Le temps est
impitoyable avec les hommes, et il ne fait pas exception pour moi. Me voici, je
le sens, au terme d’une vie faite d’aventures et d’exploits, chantée maintes
fois par les bardes et les poètes. Il me faudra bientôt rejoindre mes amis déjà
rassemblés pour le grand banquet de l’éternité. Je n’ai pas peur. A l’aube de
ma mort, je ne sais toujours pas ce que ce sentiment veut dire. Mon existence
fut bien remplie, suffisamment en tout cas pour que je n’ai pas à redouter ma
fin prochaine, que j’envisage sans regrets ni tristesse.
Mais
laissez-moi me présenter : pendant longtemps, on me connut comme le
Chevalier-Sans-Nom. A l’époque où j’ai décidé de faire commencer mon récit, je
ne savais rien de mes origines. Je ne me rappelais d’aucun détail de ma vie
avant mes huit ans, âge où je fus recueilli par le duc de Foisdeuquatre, sujet
parmi les plus prestigieux du royaume, qui fut comme un père pour moi, et dont
la fille, la douce et chaste Rose, fut comme une sœur, et dont le valet de
chambre, Jules, fut comme un valet de chambre, et dont le chien, le bien nommé
Médor, fut comme un chien.
Pour une
obscure raison, une antique tradition interdisait aux ducs du royaume de
recueillir des orphelins. Depuis longtemps, cette tradition n’était plus
respectée, mais il en restait tout de même quelques traces. Ainsi je ne pus
jamais prendre le nom de mon illustre tuteur. Il m’éleva pourtant comme il
l’aurait fait de son fils, et il me fit rentrer très vite dans la plus grande
école de chevalerie du pays, l’HEC (Haute Ecole de Chevalerie), où je ne tardai
pas à me faire une réputation : j’avais en effet développé l’étrange
faculté de parler aux arbres. Il était ennuyeux, disait-on, que jamais un seul
ne me répondit, mais ce n’était là que remarques amères des jaloux et des
aigris, et je fus vite entouré d’amis fidèles comme Joyeudrille, impressionnés,
à la limite de l’idolâtrie, par mon incroyable talent.
Le lecteur ne
s’étonnera pas en apprenant que je fus très vite nommé chevalier, au cours
d’une cérémonie dont je ne peux évoquer le souvenir sans ressentir encore une
douce émotion. Mais même alors, fidèle à la ligne de conduite qu’il avait
adoptée jusque là, le duc ne voulut m’éclairer sur mon passé.
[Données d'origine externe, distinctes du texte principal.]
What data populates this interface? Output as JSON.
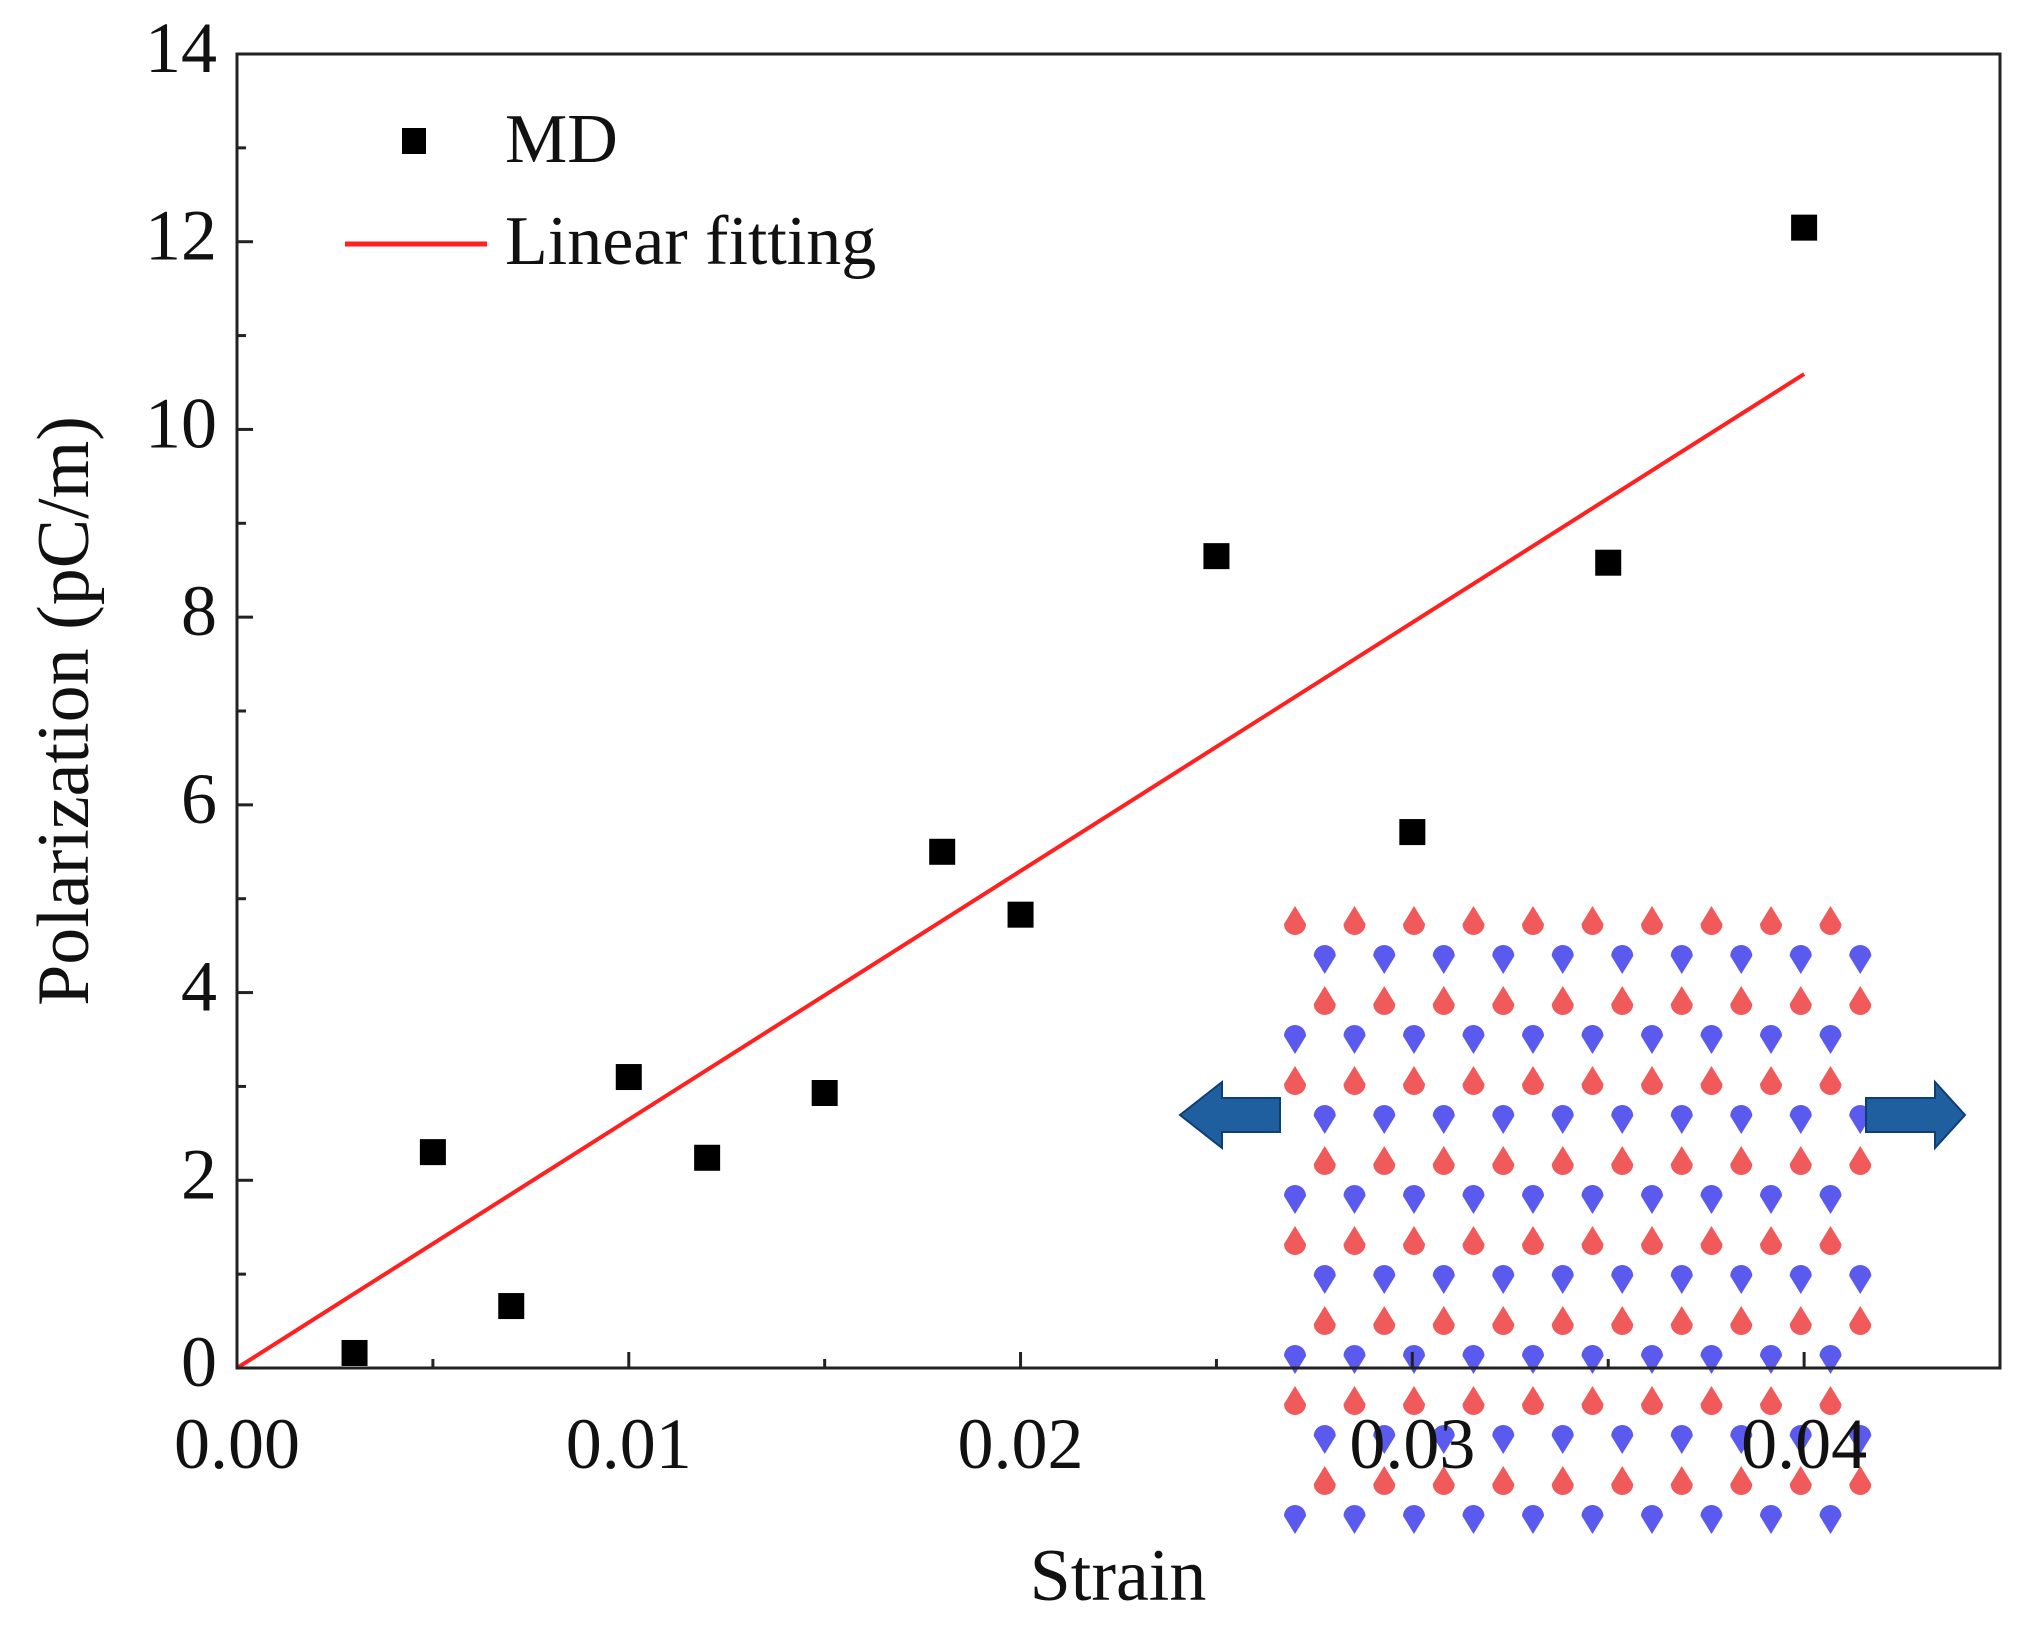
{
  "chart_data": {
    "type": "scatter",
    "title": "",
    "xlabel": "Strain",
    "ylabel": "Polarization (pC/m)",
    "xlim": [
      0,
      0.045
    ],
    "ylim": [
      0,
      14
    ],
    "xticks": [
      0.0,
      0.01,
      0.02,
      0.03,
      0.04
    ],
    "xtick_labels": [
      "0.00",
      "0.01",
      "0.02",
      "0.03",
      "0.04"
    ],
    "yticks": [
      0,
      2,
      4,
      6,
      8,
      10,
      12,
      14
    ],
    "ytick_labels": [
      "0",
      "2",
      "4",
      "6",
      "8",
      "10",
      "12",
      "14"
    ],
    "grid": false,
    "legend_position": "top-left",
    "series": [
      {
        "name": "MD",
        "kind": "scatter",
        "marker": "square",
        "color": "#000000",
        "x": [
          0.003,
          0.005,
          0.007,
          0.01,
          0.012,
          0.015,
          0.018,
          0.02,
          0.025,
          0.03,
          0.035,
          0.04
        ],
        "y": [
          0.16,
          2.3,
          0.66,
          3.1,
          2.24,
          2.93,
          5.5,
          4.83,
          8.65,
          5.71,
          8.58,
          12.15
        ]
      },
      {
        "name": "Linear fitting",
        "kind": "line",
        "color": "#ff2020",
        "x": [
          0,
          0.04
        ],
        "y": [
          0,
          10.59
        ]
      }
    ],
    "inset": {
      "description_colors": {
        "atom_a": "#f05a5a",
        "atom_b": "#5a5aee",
        "arrow": "#1f5fa0"
      }
    }
  }
}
Quand je lui
demandais des détails, il se contentait de vagues grognements ou feignait
d’être intéressé par le compte-rendu que lui faisait son barde personnel du
dernier épisode d’ « Amour, Gloire et Chat botté », alors que
nul n’ignorait qu’il avait une sainte horreur de ce feuilleton, qu’il
considérait comme l’un des signes avant-coureur du déclin de notre
civilisation.
Le nom de
Chevalier-Sans-Nom, sans en être un, fut difficile à porter, mais je m’en suis
accommodé malgré tout, y trouvant même un certain parfum de mystère qui n’était
pas pour me déplaire. Si j’avais su à l’époque combien illustre et loué il
deviendrait, je pense que j’en aurais fait une marque déposée pour éviter qu’il
ne fût galvaudé comme il l’a si souvent été depuis. C’est d’ailleurs pour
réparer nombres d’injustices qui m’ont été faites par des poètes mal renseignés
ou pire, en quête de sensationnel, que je me propose par le présent recueil de
rétablir une certaine vérité historique.
A cette
époque, le royaume des Orangers vivait paisiblement, et notre roi était juste
et bon. Le peuple l’aimait, et tous lui rendaient grâce d’avoir su préserver la
paix et l’harmonie, et d’avoir même su convaincre une grande puissance
étrangère d’implanter près de la capitale un immense parc d’attractions qui
attirait chaque année jusqu’à des dizaines de touristes, ce qui était toujours
bon à prendre. Bref, le pays prospérait, et rien ne semblait devoir changer le
cours des choses. C’est alors que commença mon aventure.